Simulated images for U-Net training

In a reasonable approach, the ADF-STEM scattered intensity by a thin sample can easily be described by the following power law:

$$\begin{aligned} I_{STEM} = C \sum _{k} n_k Z_k^{\alpha } \end{aligned}$$


  • C is a constant describing related to experimental conditions such as ADF detector efficiency, beam current, acquisition time (omitted in the following),

  • \(I_{STEM}\) is the intensity collected on an annular dark field detector positioned under the sample scanned by a focused electron probe,

  • \(n_k\) is the number of atoms of the specie k present in the probed volume at each position of the probe, with \(Z_k\) their atomic number,

  • \(\alpha\) is an exponent slightly less than 2, the exact value of which ranges between 1.3-1.8 according to the geometry of the ADF detector (i.e. its range of collection angles).
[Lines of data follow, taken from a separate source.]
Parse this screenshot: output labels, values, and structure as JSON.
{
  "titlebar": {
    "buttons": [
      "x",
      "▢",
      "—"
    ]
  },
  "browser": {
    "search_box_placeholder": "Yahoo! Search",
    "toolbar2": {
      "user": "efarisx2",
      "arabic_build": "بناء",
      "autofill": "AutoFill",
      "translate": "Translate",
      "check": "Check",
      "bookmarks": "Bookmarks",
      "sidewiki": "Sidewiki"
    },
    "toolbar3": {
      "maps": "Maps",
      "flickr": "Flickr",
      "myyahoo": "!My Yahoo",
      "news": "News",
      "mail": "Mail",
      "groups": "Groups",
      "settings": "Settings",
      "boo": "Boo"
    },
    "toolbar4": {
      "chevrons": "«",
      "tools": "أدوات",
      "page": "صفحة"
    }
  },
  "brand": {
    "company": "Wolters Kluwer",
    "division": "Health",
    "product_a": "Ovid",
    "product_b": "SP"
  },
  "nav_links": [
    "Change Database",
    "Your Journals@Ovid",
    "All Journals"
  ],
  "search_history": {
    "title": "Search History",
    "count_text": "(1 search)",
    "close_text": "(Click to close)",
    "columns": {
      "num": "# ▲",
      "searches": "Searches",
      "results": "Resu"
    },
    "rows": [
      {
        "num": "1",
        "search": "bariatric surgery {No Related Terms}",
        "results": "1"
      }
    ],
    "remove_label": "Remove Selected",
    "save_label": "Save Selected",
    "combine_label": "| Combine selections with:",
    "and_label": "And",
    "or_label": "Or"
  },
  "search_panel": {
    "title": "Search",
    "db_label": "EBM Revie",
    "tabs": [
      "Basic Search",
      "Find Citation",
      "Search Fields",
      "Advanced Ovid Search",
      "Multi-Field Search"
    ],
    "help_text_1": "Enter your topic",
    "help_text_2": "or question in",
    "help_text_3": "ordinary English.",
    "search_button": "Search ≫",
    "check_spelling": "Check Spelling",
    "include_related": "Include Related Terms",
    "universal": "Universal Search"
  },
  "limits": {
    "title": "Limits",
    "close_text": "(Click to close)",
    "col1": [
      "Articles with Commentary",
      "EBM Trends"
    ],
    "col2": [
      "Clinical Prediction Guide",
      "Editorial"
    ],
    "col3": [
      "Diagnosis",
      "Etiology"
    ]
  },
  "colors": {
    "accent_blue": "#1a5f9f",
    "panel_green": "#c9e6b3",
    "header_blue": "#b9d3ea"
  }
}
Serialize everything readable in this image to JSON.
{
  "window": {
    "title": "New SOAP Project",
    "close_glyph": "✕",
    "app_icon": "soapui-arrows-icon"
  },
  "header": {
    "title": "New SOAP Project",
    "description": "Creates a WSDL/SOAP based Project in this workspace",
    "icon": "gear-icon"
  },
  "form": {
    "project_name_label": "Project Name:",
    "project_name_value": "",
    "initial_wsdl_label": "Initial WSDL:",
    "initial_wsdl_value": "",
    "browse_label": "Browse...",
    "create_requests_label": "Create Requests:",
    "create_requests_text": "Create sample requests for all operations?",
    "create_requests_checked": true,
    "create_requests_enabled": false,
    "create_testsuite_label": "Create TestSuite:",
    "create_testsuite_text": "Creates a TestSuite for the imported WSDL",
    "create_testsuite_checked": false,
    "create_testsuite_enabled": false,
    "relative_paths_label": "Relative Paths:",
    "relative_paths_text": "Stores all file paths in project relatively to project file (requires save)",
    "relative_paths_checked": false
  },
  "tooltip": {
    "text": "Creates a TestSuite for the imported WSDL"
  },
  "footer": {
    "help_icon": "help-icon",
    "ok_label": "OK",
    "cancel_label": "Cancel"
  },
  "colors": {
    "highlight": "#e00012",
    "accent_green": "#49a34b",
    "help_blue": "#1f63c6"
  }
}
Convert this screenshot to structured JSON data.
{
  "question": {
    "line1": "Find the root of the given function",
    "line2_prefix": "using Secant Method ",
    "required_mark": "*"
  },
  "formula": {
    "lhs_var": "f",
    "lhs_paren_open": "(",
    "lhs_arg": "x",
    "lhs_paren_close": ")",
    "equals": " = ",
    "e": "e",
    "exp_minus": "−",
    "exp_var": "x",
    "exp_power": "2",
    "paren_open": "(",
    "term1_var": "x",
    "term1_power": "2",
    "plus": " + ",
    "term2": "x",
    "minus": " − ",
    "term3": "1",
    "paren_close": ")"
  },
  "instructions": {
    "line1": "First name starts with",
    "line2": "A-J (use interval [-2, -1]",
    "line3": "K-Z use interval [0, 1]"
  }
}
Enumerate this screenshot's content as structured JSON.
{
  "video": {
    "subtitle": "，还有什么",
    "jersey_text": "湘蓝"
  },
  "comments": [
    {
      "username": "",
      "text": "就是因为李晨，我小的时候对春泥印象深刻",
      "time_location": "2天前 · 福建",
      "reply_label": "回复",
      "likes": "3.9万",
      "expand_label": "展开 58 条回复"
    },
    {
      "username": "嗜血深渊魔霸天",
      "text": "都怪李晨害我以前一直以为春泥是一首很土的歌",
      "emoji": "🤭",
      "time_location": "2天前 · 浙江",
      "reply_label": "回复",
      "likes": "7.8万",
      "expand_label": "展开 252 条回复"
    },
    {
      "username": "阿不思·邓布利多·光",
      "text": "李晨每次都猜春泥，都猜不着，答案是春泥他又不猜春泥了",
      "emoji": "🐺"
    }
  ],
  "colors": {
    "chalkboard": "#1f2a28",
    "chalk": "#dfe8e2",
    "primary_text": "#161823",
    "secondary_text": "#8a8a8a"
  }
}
Neglecting beam broadening effects and more complex interactions in sufficiently thin samples with an ideally low mass-thickness allows writing directly:

$$\begin{aligned} I_{STEM} = V \sum _{i} \rho _i Z_i^{\alpha } \end{aligned}$$


  • V is the probed volume proportional to the local sample thickness assuming the probe size remains constant,

  • \(\rho _i\) is the atomic density in number of atoms per unit volume for each chemical species i.

Beyond the generation of static images, dynamic sequences were also generated according to a homemade routine written in Visual Basic (Microsoft VB6) with controlled features mimicking the experimental behavior. On one hand, these features include amplitude and direction of NP displacements (parameterized to account for possible variations of their speed of motion as a function of their sizes or the local topography of the support). On the other hand, they also incorporate events such as fusion (coalescence) of NPs with a variable probability of occurrence as illustrated in the S.I. file, crossing of superimposed NPs possibly deposited on the upper and lower surfaces of the support and disappearance or appearance of (small) NPs. Other VB6 routines were also generated for an adequate display of the trajectories and a post-mortem analysis of fusion events (see S.I. file). Typical relevant parameters for a simulated sequence of numeric images resembling an experimental series for the Pd(O)@\(\delta\)-Al\(_2\)O\(_3\) system are reported in the S.I. file (sections SI-D and E). Interestingly, the consistency of both simulated and experimental images is well demonstrated using the method developed by Treacy and Rice67,68, see Fig. 6c,d.